Imagin how difficult it is for someone to live with it. The door to your heart to remain open. The kindness and acceptance. I read something ex wrote and I don't want to be that bitch. It must be difficult even without me making things more difficult. Can and have acceptance? It sure be easier if it's coming from both sides and be more willing to open up. Praise gets you everywhere. Still a geed friend and person no matter what. Express your love and acceptance of them enough.
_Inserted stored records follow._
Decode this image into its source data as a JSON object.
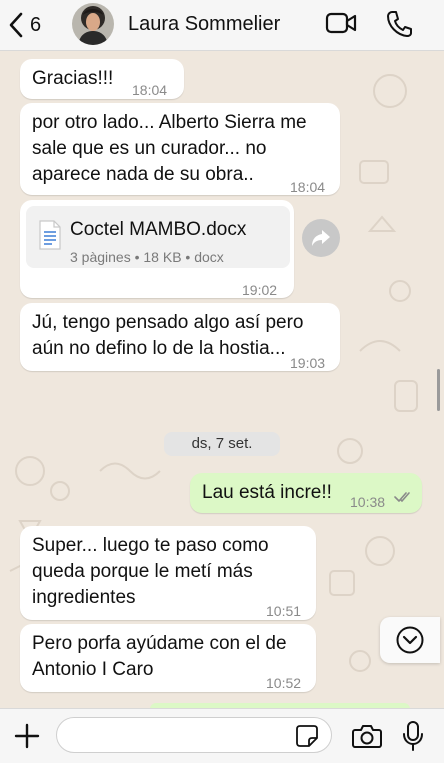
{
  "header": {
    "back_count": "6",
    "contact_name": "Laura Sommelier"
  },
  "messages": [
    {
      "text": "Gracias!!!",
      "time": "18:04"
    },
    {
      "line1": "por otro lado... Alberto Sierra me",
      "line2": "sale que es un curador... no",
      "line3": "aparece nada de su obra..",
      "time": "18:04"
    },
    {
      "doc_name": "Coctel MAMBO.docx",
      "doc_meta": "3 pàgines • 18 KB • docx",
      "time": "19:02"
    },
    {
      "line1": "Jú, tengo pensado algo así pero",
      "line2": "aún no defino lo de la hostia...",
      "time": "19:03"
    },
    {
      "text": "Lau está incre!!",
      "time": "10:38",
      "status": "read"
    },
    {
      "line1": "Super... luego te paso como",
      "line2": "queda porque le metí más",
      "line3": "ingredientes",
      "time": "10:51"
    },
    {
      "line1": "Pero porfa ayúdame con el de",
      "line2": "Antonio I Caro",
      "time": "10:52"
    }
  ],
  "date_separator": "ds, 7 set.",
  "colors": {
    "incoming_bubble": "#ffffff",
    "outgoing_bubble": "#dcf8c6",
    "wallpaper": "#efe7dd",
    "read_ticks": "#8a8a8a"
  },
  "icons": [
    "chevron-left-icon",
    "video-camera-icon",
    "phone-icon",
    "document-icon",
    "forward-icon",
    "double-check-icon",
    "chevron-down-circle-icon",
    "plus-icon",
    "sticker-icon",
    "camera-icon",
    "microphone-icon"
  ]
}
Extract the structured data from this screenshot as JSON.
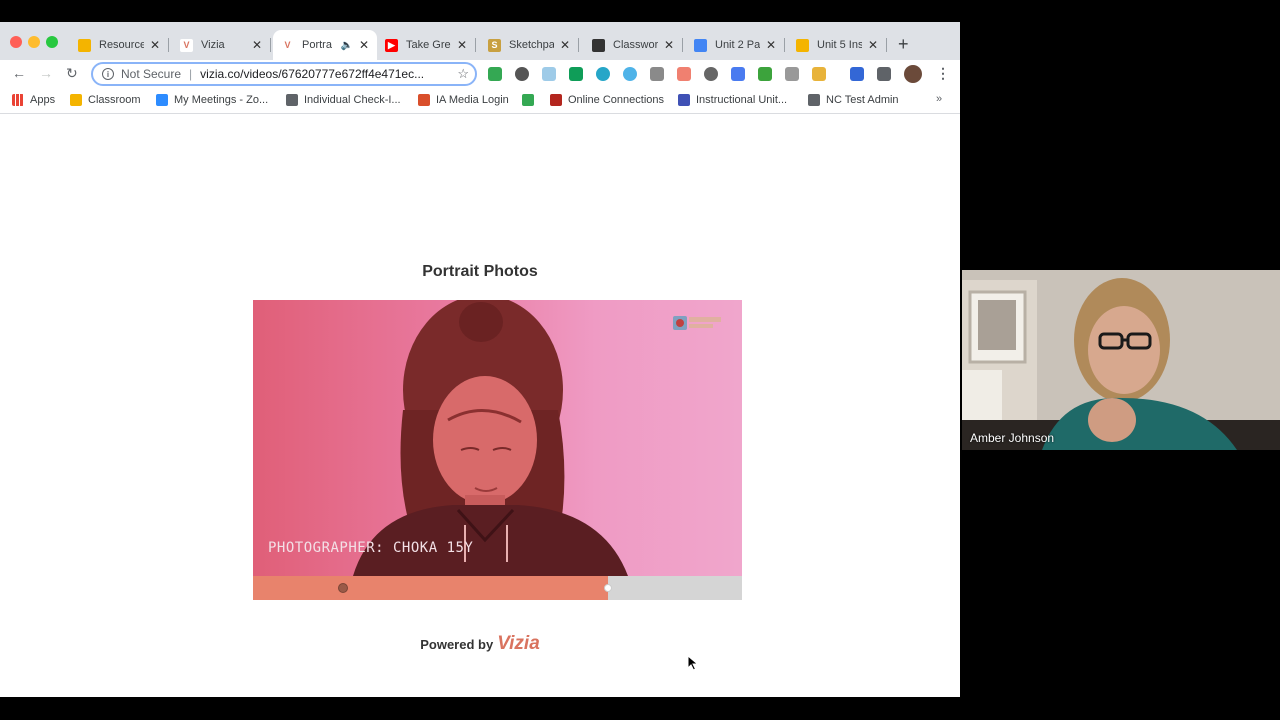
{
  "browser": {
    "tabs": [
      {
        "label": "Resources",
        "favicon_color": "#f4b400",
        "favicon_glyph": "",
        "active": false
      },
      {
        "label": "Vizia",
        "favicon_color": "#ffffff",
        "favicon_glyph": "V",
        "active": false
      },
      {
        "label": "Portra",
        "favicon_color": "#ffffff",
        "favicon_glyph": "V",
        "active": true
      },
      {
        "label": "Take Grea",
        "favicon_color": "#ff0000",
        "favicon_glyph": "▶",
        "active": false
      },
      {
        "label": "Sketchpa",
        "favicon_color": "#c8a040",
        "favicon_glyph": "S",
        "active": false
      },
      {
        "label": "Classwork",
        "favicon_color": "#333333",
        "favicon_glyph": "",
        "active": false
      },
      {
        "label": "Unit 2 Pa",
        "favicon_color": "#4285f4",
        "favicon_glyph": "",
        "active": false
      },
      {
        "label": "Unit 5 Ins",
        "favicon_color": "#f4b400",
        "favicon_glyph": "",
        "active": false
      }
    ],
    "address": {
      "security_label": "Not Secure",
      "url": "vizia.co/videos/67620777e672ff4e471ec..."
    },
    "bookmarks": [
      {
        "label": "Apps",
        "icon_color": "#ea4335"
      },
      {
        "label": "Classroom",
        "icon_color": "#f4b400"
      },
      {
        "label": "My Meetings - Zo...",
        "icon_color": "#2d8cff"
      },
      {
        "label": "Individual Check-I...",
        "icon_color": "#5f6368"
      },
      {
        "label": "IA Media Login",
        "icon_color": "#d94f2b"
      },
      {
        "label": "",
        "icon_color": "#34a853"
      },
      {
        "label": "Online Connections",
        "icon_color": "#b3261e"
      },
      {
        "label": "Instructional Unit...",
        "icon_color": "#3f51b5"
      },
      {
        "label": "NC Test Admin",
        "icon_color": "#5f6368"
      }
    ],
    "bookmarks_overflow": "»"
  },
  "page": {
    "video_title": "Portrait Photos",
    "caption": "PHOTOGRAPHER: CHOKA 15Y",
    "watermark": "SHARP SHOTS",
    "progress_fraction": 0.725,
    "marker_fraction": 0.185,
    "powered_by": "Powered by",
    "brand": "Vizia"
  },
  "webcam": {
    "participant_name": "Amber Johnson"
  },
  "colors": {
    "accent": "#d9735f",
    "progress_fill": "#e8836c",
    "omnibox_focus": "#8ab4f8"
  }
}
I love you daddy, you are such a good daddy. Can I have some more pokemon? ^^

I am feeling a mix of emotions, I don't know if i am worse off today than I was yesterday. I don't know if I want to scream or cry. I think if I just got an honest answer, it be enough. Maybe the answer will come to me in due time. I do really want to get this over with, but I need to handle this with care. With love and compasion.

Your Love is a Lie?

I can feel the pain he's in. Today I learned something that I guess I could have expected. And yet I still don't know how I should react. I know I am stupid, but not that stupid. I don't know how to approach this. But I don't want to stress anyone out. Nor do I want to deal with this right now. I need some time to think.. Whatever the answer, it doesn't change who is. I just may not be attracted in that way anymore. But still the same person I adore. I admire so many qualities in. Has done so much for me and helped me out. Has been very good to me. Really, truely has been. I really do care. I want nothing more than happiness and well being for all I care about. Especially... I guess I feel decived or maybe lied to. But these are all feelings before anything is talked about. I know I am preparing for the worse. Although it should have been something I knew. Something I felt. I knew it was possible. Oh how it tugs on my heart strings.